Expanding Horizons: Beyond China

While China has been a major source of UFLPA-related detentions, the scope is expanding to products originating from other countries. Notably, countries like Malaysia, Vietnam, Cambodia, and Bangladesh have come under scrutiny, indicating that the issue of forced labor isn’t limited to China. This expansion underlines the need for businesses to maintain vigilance regardless of their country of origin and demonstrates that simply shifting manufacturing operations from China to other nations doesn’t eliminate the risk of forced labor in the supply chain.

Recent Additions to the Entity List

The U.S. Department of Homeland Security has taken significant steps to reinforce the UFLPA by adding three Chinese companies to the UFLPA Entity List. These additions create a rebuttable presumption that goods produced or distributed by these companies involve forced labor and are barred from entry into the United States. This adds considerable weight to the enforcement of the UFLPA, particularly for companies engaged in the production and distribution of materials with ties to forced labor.
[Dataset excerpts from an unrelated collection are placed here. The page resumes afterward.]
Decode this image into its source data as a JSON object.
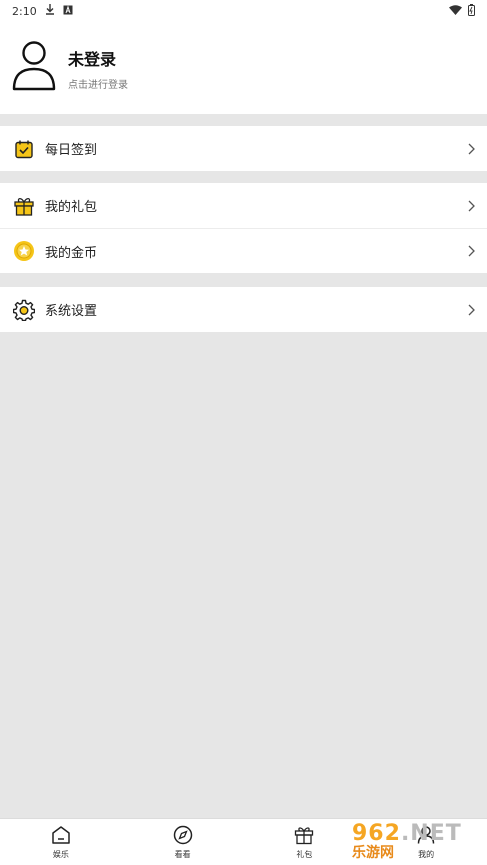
{
  "status_bar": {
    "time": "2:10",
    "icons": [
      "download-icon",
      "a-icon",
      "wifi-icon",
      "battery-icon"
    ]
  },
  "profile": {
    "name": "未登录",
    "subtitle": "点击进行登录"
  },
  "menu": {
    "checkin": "每日签到",
    "gifts": "我的礼包",
    "coins": "我的金币",
    "settings": "系统设置"
  },
  "tabbar": {
    "items": [
      {
        "label": "娱乐",
        "icon": "home-icon"
      },
      {
        "label": "看看",
        "icon": "compass-icon"
      },
      {
        "label": "礼包",
        "icon": "gift-icon"
      },
      {
        "label": "我的",
        "icon": "user-icon"
      }
    ]
  },
  "watermark": {
    "top": "962",
    "top_suffix": ".NET",
    "bottom": "乐游网"
  },
  "colors": {
    "accent": "#f5c518",
    "background": "#e6e6e6"
  }
}
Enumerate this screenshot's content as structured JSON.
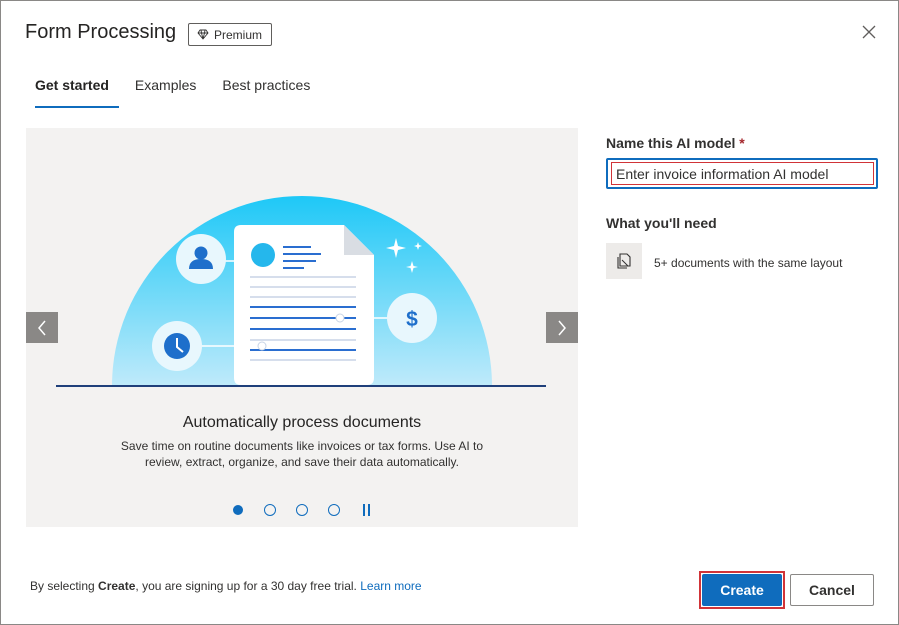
{
  "dialog": {
    "title": "Form Processing",
    "badge": {
      "label": "Premium",
      "icon": "diamond-icon"
    },
    "close_icon": "close-icon"
  },
  "tabs": [
    {
      "label": "Get started",
      "active": true
    },
    {
      "label": "Examples",
      "active": false
    },
    {
      "label": "Best practices",
      "active": false
    }
  ],
  "carousel": {
    "slide_title": "Automatically process documents",
    "slide_description": "Save time on routine documents like invoices or tax forms. Use AI to review, extract, organize, and save their data automatically.",
    "dollar_symbol": "$",
    "current_slide": 1,
    "slide_count": 4
  },
  "form": {
    "name_label": "Name this AI model",
    "required_marker": "*",
    "name_value": "Enter invoice information AI model"
  },
  "needs": {
    "title": "What you'll need",
    "items": [
      {
        "icon": "documents-icon",
        "text": "5+ documents with the same layout"
      }
    ]
  },
  "footer": {
    "note_prefix": "By selecting ",
    "note_bold": "Create",
    "note_suffix": ", you are signing up for a 30 day free trial.",
    "link": "Learn more",
    "create_label": "Create",
    "cancel_label": "Cancel"
  },
  "colors": {
    "accent": "#0f6cbd",
    "focus_outline": "#d13438",
    "carousel_bg": "#f3f2f1"
  }
}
Role of the National Association of Foreign-Trade Zones (NAFTZ)

NAFTZ is actively advocating for the use of foreign-trade zones (FTZs) to store detained goods under the UFLPA. However, this advocacy has not been without its challenges. There are ongoing discussions aimed at finding practical solutions for storing goods suspected of being produced through forced labor. The role of FTZs in mitigating these challenges is a topic of importance within the context of UFLPA enforcement.
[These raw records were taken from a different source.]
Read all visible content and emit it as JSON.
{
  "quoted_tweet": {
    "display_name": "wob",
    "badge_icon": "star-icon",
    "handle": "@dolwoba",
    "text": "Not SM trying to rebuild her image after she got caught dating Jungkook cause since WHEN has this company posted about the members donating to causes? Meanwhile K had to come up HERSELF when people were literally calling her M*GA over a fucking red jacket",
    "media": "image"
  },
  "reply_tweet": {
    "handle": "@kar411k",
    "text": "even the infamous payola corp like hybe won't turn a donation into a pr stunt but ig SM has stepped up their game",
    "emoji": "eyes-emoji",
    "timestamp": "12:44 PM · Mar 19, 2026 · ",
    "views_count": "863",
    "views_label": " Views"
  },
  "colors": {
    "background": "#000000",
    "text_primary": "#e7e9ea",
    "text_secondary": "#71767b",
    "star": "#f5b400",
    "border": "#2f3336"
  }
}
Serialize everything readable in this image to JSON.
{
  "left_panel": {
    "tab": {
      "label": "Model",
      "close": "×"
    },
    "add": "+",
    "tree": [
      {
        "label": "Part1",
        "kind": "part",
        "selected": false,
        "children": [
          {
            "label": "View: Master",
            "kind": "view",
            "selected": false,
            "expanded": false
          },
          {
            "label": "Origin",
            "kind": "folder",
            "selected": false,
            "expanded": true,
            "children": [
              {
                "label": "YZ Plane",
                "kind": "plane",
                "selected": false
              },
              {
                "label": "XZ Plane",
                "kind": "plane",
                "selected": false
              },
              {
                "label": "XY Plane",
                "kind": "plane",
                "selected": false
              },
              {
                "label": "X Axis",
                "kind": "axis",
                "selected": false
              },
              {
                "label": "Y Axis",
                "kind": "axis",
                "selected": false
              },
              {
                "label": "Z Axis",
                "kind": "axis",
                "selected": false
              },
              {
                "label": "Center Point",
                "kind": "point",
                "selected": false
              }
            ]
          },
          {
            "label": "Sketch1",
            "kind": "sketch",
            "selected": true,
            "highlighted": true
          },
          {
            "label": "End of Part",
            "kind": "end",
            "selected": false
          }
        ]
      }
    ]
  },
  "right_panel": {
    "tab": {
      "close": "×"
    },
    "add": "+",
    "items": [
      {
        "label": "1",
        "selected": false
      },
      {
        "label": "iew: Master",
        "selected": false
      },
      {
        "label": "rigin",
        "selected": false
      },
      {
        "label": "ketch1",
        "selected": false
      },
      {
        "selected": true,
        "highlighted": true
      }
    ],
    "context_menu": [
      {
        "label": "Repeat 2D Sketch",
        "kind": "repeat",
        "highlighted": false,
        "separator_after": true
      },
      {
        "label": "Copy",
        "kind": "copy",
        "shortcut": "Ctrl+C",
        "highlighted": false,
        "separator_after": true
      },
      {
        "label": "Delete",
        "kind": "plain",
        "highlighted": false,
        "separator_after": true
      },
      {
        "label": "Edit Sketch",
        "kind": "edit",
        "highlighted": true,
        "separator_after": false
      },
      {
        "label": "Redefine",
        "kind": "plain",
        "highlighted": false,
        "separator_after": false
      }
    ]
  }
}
Expanding Focus: New Entity List Additions and Commodities

Recent additions to the UFLPA Entity List have shifted the focus of enforcement. These new additions include companies that were not previously listed on government denied party lists, indicating a broader focus on identifying and addressing potential instances of forced labor. Furthermore, the range of commodities subject to scrutiny is expanding, encompassing products beyond the conventional focus areas of cotton, polysilicon, and tomatoes. This expansion reflects the evolving strategy of the Forced Labor Enforcement Task Force (FLETF) and the growing recognition of the need for vigilance in monitoring sectors beyond the initial high-priority areas for enforcement.
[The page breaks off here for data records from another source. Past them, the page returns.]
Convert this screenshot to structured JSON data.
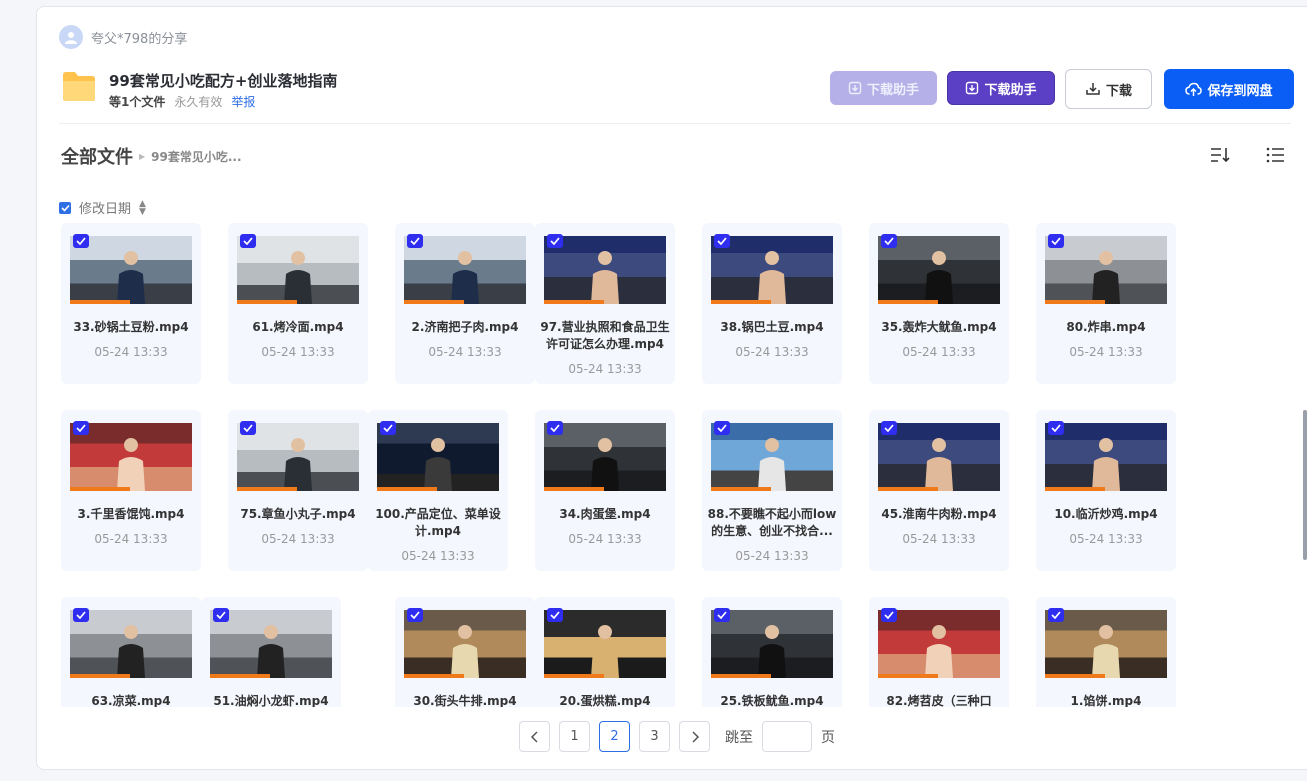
{
  "header": {
    "sharer": "夸父*798的分享",
    "folder_title": "99套常见小吃配方+创业落地指南",
    "file_count": "等1个文件",
    "validity": "永久有效",
    "report": "举报"
  },
  "actions": {
    "ghost_label": "下载助手",
    "helper_label": "下载助手",
    "download_label": "下载",
    "save_label": "保存到网盘"
  },
  "breadcrumb": {
    "root": "全部文件",
    "current": "99套常见小吃..."
  },
  "column": {
    "label": "修改日期"
  },
  "files": [
    {
      "name": "33.砂锅土豆粉.mp4",
      "date": "05-24 13:33",
      "scene": "blue"
    },
    {
      "name": "61.烤冷面.mp4",
      "date": "05-24 13:33",
      "scene": "grey"
    },
    {
      "name": "2.济南把子肉.mp4",
      "date": "05-24 13:33",
      "scene": "blue"
    },
    {
      "name": "97.营业执照和食品卫生许可证怎么办理.mp4",
      "date": "05-24 13:33",
      "scene": "crowd"
    },
    {
      "name": "38.锅巴土豆.mp4",
      "date": "05-24 13:33",
      "scene": "crowd"
    },
    {
      "name": "35.轰炸大鱿鱼.mp4",
      "date": "05-24 13:33",
      "scene": "dark"
    },
    {
      "name": "80.炸串.mp4",
      "date": "05-24 13:33",
      "scene": "kitchen"
    },
    {
      "name": "3.千里香馄饨.mp4",
      "date": "05-24 13:33",
      "scene": "red"
    },
    {
      "name": "75.章鱼小丸子.mp4",
      "date": "05-24 13:33",
      "scene": "grey"
    },
    {
      "name": "100.产品定位、菜单设计.mp4",
      "date": "05-24 13:33",
      "scene": "screen"
    },
    {
      "name": "34.肉蛋堡.mp4",
      "date": "05-24 13:33",
      "scene": "dark"
    },
    {
      "name": "88.不要瞧不起小而low的生意、创业不找合...",
      "date": "05-24 13:33",
      "scene": "tv"
    },
    {
      "name": "45.淮南牛肉粉.mp4",
      "date": "05-24 13:33",
      "scene": "crowd"
    },
    {
      "name": "10.临沂炒鸡.mp4",
      "date": "05-24 13:33",
      "scene": "crowd"
    },
    {
      "name": "63.凉菜.mp4",
      "date": "",
      "scene": "kitchen"
    },
    {
      "name": "51.油焖小龙虾.mp4",
      "date": "",
      "scene": "kitchen"
    },
    {
      "name": "30.街头牛排.mp4",
      "date": "",
      "scene": "food"
    },
    {
      "name": "20.蛋烘糕.mp4",
      "date": "",
      "scene": "pan"
    },
    {
      "name": "25.铁板鱿鱼.mp4",
      "date": "",
      "scene": "dark"
    },
    {
      "name": "82.烤苕皮（三种口",
      "date": "",
      "scene": "red"
    },
    {
      "name": "1.馅饼.mp4",
      "date": "",
      "scene": "food"
    }
  ],
  "pagination": {
    "pages": [
      "1",
      "2",
      "3"
    ],
    "current": "2",
    "jump_label": "跳至",
    "page_suffix": "页"
  }
}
New Leadership at the Department Of Homeland Security Will Ensure Increased Enforcement

As of November 6th, 2023, Dr. Laura T. Murphy’s recent secondment as a policy advisor for the Under Secretary in the Office of Policy in the Department of Homeland Security marks a significant development in the U.S.’s efforts to prevent forced labor, particularly in relation to the Uyghur Forced Labor Prevention Act. With her expertise and focus on forced labor policy and enforcement, Dr. Murphy’s involvement is expected to strengthen the U.S.’s initiative in combating forced labor.

For those few folks who are unfamiliar with Dr. Murphy, she is a Professor of Human Rights and Contemporary Slavery for the Helena Kennedy Centre for International Justice’s Forced Labour Lab at Sheffield Hallam University.   This lab continues to concentrate its efforts on combatting forced labor in the Uyghur Region, and all ongoing projects remain on track.

One of her key responsibilities will be to engage with various stakeholders who share an interest in preventing goods made through forced labor from entering the United States and circulating globally. This collaborative approach will play a crucial role in curbing the flow of such products and raising awareness about the issue.

Considering Dr. Murphy’s previous commitment to uncovering forced labor practices, her involvement in this initiative is expected to amplify enforcement efforts. Her dedicated contributions and active participation indicate a heightened focus on ensuring that forced labor does not go unnoticed or unaddressed.


The Uyghur Forced Labor Prevention Act represents the United States’ commitment to addressing human rights violations in Xinjiang. Recent updates by CBP underscore both the likelihood of increased enforcement and the importance of due diligence, transparency, and compliance within global supply chains. By staying informed and proactively addressing supply chain vulnerabilities, businesses can navigate evolving trade regulations and support international efforts to eradicate forced labor practices.